Al llegar a casa quedó sorprendida al ver las luces del salón encendidas. Inesperadamente Lauro había adelantado la vuelta de esa supuesta reunión, negocio o lo que “se trajera entre manos”. Tal vez su nueva “aventura” no le había proporcionado el resultado apetecido. Se cruzaron esas educadas, bruñidas y “vacías” palabras, mezcladas con monosílabos y alguna que otra sonrisa forzada o perdida. Mientras él consumía unos frutos secos, con exceso de sal como bien le gustaban, fijando su atención en las imágenes lustradas con el monocorde sonido de un documental en la 2, ella se cambió de ropa, disponiéndose a continuación a preparar algo para la cena. “Esta noche me voy a ir pronto a la cama, pues llevo en el cuerpo muchas horas de reuniones agotadoras, sumadas a las de volante por carretera. Me vendrá bastante bien este descanso del fin de semana”. Este fue el descriptivo y relacional diálogo que supo aportar la pareja afectiva de Minerva.
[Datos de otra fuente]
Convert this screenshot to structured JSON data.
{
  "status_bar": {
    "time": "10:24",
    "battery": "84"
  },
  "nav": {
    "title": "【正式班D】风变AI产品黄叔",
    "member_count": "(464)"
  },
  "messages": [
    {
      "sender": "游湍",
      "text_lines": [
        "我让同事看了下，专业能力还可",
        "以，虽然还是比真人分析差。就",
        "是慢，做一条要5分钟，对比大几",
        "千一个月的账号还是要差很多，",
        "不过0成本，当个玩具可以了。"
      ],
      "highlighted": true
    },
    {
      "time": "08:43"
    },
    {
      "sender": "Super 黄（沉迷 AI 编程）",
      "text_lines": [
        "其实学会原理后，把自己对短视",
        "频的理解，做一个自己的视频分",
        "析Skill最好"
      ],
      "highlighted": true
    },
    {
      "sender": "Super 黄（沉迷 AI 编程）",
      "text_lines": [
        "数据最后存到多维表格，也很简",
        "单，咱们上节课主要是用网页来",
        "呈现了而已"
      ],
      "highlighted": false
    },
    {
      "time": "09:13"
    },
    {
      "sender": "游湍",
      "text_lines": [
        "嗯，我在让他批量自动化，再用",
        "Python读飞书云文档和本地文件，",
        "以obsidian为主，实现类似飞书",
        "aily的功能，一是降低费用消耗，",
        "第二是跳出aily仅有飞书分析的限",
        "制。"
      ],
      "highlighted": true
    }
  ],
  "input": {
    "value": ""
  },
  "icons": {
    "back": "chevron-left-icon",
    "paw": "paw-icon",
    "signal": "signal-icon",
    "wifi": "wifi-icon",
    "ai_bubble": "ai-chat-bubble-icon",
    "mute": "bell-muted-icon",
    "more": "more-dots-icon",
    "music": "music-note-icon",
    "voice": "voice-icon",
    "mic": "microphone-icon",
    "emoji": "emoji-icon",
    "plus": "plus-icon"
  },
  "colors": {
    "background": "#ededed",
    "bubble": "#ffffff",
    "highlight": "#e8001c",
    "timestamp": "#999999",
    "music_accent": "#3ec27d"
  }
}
Las manecillas de los relojes marcan ya un gran avance en la madrugada del sábado. Pero hay muchas personas que, por diversas motivos, no pueden conciliar el sueño, dando nerviosamente vueltas entre las sábanas, leyendo algunas páginas del libro inacabado o preparándose algún remedio “eficaz” que compense la somnolencia. Una de estas personas, como suele hacer una vez a la semana, se entretiene en secreto rellenando el pequeño pliego de una carta. En el texto manuscrito, trata de justificar su proceder ineducado faltando a la cita contraída. Alude a que en esta ocasión prefirió no acercarse a ese espacio acordado de la cafetería La Brújula. Necesitaba observarla pero desde la distancia, espacio en realidad no excesivo, pues quería disfrutar con sus rasgos, gestos, movimientos y fidelidad al compromiso. No se atrevió a presentarse físicamente, sin saber  realmente el porqué, aunque en estos momentos se arrepiente y ruega mil disculpas. Añade una serie de preciosos adjetivos relativos a esa su admirada “interlocutora” que le esperaba, pacientemente sentada ante la brisa del mar y reposando junto a una taza … tal vez de té. “Otra vez seré más atrevido y podrás bien conocerme, ya en primera persona. Mientras tanto, sé que sabrás mantener esa ilusión que pienso con certeza he sabido despertar en ti”.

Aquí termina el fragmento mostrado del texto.